Carlos Antônio López (⁴)
Em 1855 o Paraguai era governado por Carlos Antonio López, pai de Francisco Solano, este último mais conhecido, é certo, por ter governado o Paraguai durante os anos da guerra contra o Brasil. Não é disso, no entanto, que agora nos ocuparemos.
Ildefonso Bermejo, tendo feito suas formais apresentações ao governante paraguaio - oficialmente, o Paraguai era uma República - teve a oportunidade de ver como é que tão importante personagem se conduzia pelas ruas de Asunción. E conta:
"Achei à porta da residência presidencial uma carruagem, (...) à qual estavam presos seis cavalos, cujos arneses eram cordéis (...). Em cada cavalo dos três da esquerda ia montado um soldado da escolta; o primeiro levava um chicote tremendo, e os outros dois controlavam o bridão na mão esquerda, e com a direita empunhavam uma grande espada, que apoiavam sobre o ombro." (¹)
Não imaginem os leitores que, estando a carruagem à porta, saía o presidente e, sem mais cerimônias, tomava seu lugar. Nada disso. Continua Bermejo:
"Quando subi aos corredores da casa do presidente, este saía, vestido de capitão-general e, assim que chegou à porta, soaram as duas trombetas de sua escolta. (...) Os sons das trombetas da escolta estavam muito próximos e, mesmo quando o presidente me falava, eu não o entendia, impedido pelo ruído desagradável daquela marcha estrambótica que tocavam, até que o presidente, exasperado, voltou-se para os trombeteiros e exclamou: Quietos, demônios! Não veem que estamos conversando?" (²)
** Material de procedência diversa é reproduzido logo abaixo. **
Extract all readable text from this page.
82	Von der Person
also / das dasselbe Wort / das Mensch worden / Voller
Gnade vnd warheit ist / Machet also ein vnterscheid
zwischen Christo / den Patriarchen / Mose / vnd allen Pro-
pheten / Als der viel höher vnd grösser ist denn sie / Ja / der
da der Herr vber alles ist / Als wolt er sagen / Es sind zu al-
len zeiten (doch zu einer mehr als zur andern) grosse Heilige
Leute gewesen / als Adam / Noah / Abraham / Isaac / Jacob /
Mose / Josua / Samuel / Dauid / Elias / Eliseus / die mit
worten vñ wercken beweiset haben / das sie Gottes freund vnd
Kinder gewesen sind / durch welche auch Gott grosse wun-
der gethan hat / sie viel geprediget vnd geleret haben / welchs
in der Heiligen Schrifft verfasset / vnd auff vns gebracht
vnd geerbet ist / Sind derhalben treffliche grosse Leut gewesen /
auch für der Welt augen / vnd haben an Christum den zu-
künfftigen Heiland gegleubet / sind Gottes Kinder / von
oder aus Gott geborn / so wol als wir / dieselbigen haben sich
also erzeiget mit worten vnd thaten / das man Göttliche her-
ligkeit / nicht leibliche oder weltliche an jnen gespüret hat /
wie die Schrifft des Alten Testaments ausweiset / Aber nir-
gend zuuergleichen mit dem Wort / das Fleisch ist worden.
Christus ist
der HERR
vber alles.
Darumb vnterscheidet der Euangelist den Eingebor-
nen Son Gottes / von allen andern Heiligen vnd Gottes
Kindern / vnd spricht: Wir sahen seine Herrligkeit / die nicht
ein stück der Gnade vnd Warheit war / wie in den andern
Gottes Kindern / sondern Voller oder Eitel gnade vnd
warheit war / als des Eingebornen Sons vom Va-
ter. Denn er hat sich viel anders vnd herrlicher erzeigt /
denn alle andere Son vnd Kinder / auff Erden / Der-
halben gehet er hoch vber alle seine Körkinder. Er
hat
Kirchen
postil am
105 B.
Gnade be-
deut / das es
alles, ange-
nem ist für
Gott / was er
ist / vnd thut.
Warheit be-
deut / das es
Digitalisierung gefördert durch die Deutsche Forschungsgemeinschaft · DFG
As surpresas do dia não tinham, porém, acabado. Diante de todo o exagero do cerimonial, Bermejo faria, ainda, uma hilária constatação, ao notar que, de uma janela, três ministros observavam a cena, loucos para correr às respectivas casas, tão logo o presidente se fosse:
"Não estavam ociosos, pois tinham sobre o peitoril da janela um montão de laranjas, que estavam chupando"!!! (³)

(1) BERMEJO, Ildefonso Antonio. Repúblicas Americanas - Episodios de la Vida Privada, Politica y Social en la República del Paraguay. Madrid: R. Labajos, 1873, p. 39.
(2) Ibid., p. 40.
(3) Ibid., pp. 39 e 40. As traduções desta postagem destinam-se ao uso exclusivo no blog História & Outras Histórias.
(4) WASHBURN, Charles A. The History of Paraguay vol. 1. Boston: Lee and Shepard, 1871.